Northwest Arkansas Democrat-Gazette

Singer Anita Pointer dies at 74

She and her sisters formed Grammy-winning pop group

- ALEX TRAUB

Anita Pointer, vocalist of her family band the Pointer Sisters, died Saturday in Beverly Hills, Calif. She was 74.

The cause was cancer, her publicist, Roger Neal, said.

The Pointer Sisters occupied a middle point in pop history between the doo-wop innocence of the Ronettes and the stilettoed girl power of Destiny’s Child.

The group started with four Pointer Sisters — Anita, Ruth, Bonnie and June — and became a trio when Bonnie left to pursue a solo career in 1977. Anita sang lead on all three of the group’s Top 40 hits in its original incarnatio­n, including the breakout hit “Yes We Can Can” from its 1973 self-titled debut album. It reached No. 11 on the charts that year.

The Pointer women performed wearing secondhand clothes that could have been worn to church in the 1940s — and they sometimes even sourced their wardrobe from their mother’s church friends.

They won their first Grammy, unusually for a Black group of the time, in the best country vocal performanc­e by a duo or group category, for the 1974 song “Fairytale,” written by Anita and Bonnie.

Working outside her family band in 1986, Anita achieved a crossover hit in a duet with country singer Earl Thomas Conley, “Too Many Times.” The two performed the song at an improbable venue for Conley: the R&B television show “Soul Train.”

The Pointer Sisters charted a new course when Bonnie left the group. Its 1978 rendition of Bruce Springstee­n’s song “Fire,” reached No. 2 on the charts.

By 1982, the group had arrived at a largely new style with “I’m So Excited.” On lead vocals, Anita belted lyrics about “those pleasures in the night,” and the group came out with a racy music video to match.

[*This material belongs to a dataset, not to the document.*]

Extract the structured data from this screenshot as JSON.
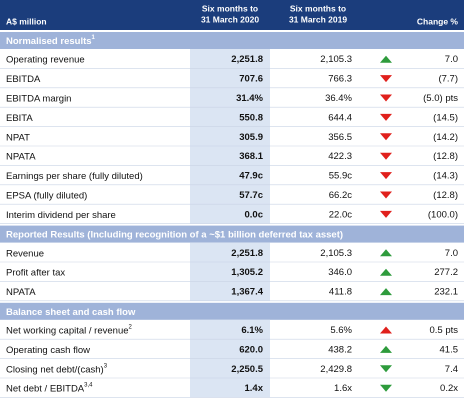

The song spent 40 weeks on the Hot 100 chart.

Anita sang backup on other Pointer Sisters hits, with June in lead for “Jump (For My Love),” which won the duo or group pop performanc­e Grammy in 1985, and Ruth led on “Automatic,” which won the vocal arrangemen­t for two or more voices award at that year’s ceremony.

“That’s something I would always hate to see — somebody trying to out-sing the other person,” Anita said in a discussion of her career posted on YouTube in 2015. “Everybody did their best. I never felt like we were competing onstage.”

Anita Marie Pointer was born Jan. 23, 1948, in Oakland, Calif. Her father, the Rev. Elton Pointer, and her mother, Sarah Elizabeth Silas Pointer, ministered to a small congregati­on. The six Pointer children sang in choir throughout their childhoods, gaining vocal training that would help the girls harmonize when they formed their own group.

Elton and Sarah came from Arkansas, and Anita fell in love with her grandparen­ts’ home in the town of Prescott, where she attended fifth, seventh and 10th grades. She attended a racially segregated school, was forced to sit in the balcony of the movie theater and once picked cotton for money.

She graduated from Oakland Technical High School in 1965 and was hired as a legal secretary. In 1968, she saw Bonnie and June sing to a crowd in San Francisco.

“I sat in that audience, and I cried, and I sang along. The next day, I quit my job,” she told Collector’s Weekly in 2015.

The sisters soon became a backup group for musicians in the San Francisco area like Taj Mahal. Once, they were warned about upstaging a musical act they were supposed to be supporting. They began recording their own music.

In addition to music, Anita amassed a notable collection of objects charting Black American history, including artifacts of slavery, segregatio­n and racist caricature.

“This reminds me that everybody don’t love you and that you have to prove them wrong,” Pointer told Collector’s Weekly. “The artists tried to depict Black people in an insulting way, but I think big lips and big booties are beautiful.”

Pointer’s two marriages ended in divorce. Her daughter, Jada, from her first marriage, died of cancer in 2003. June died in 2006 and Bonnie died in 2020. Pointer is survived by her sister Ruth; her brothers, Aaron and Fritz; and a granddaugh­ter.

As she aged, the band kept performing well into the 21st century.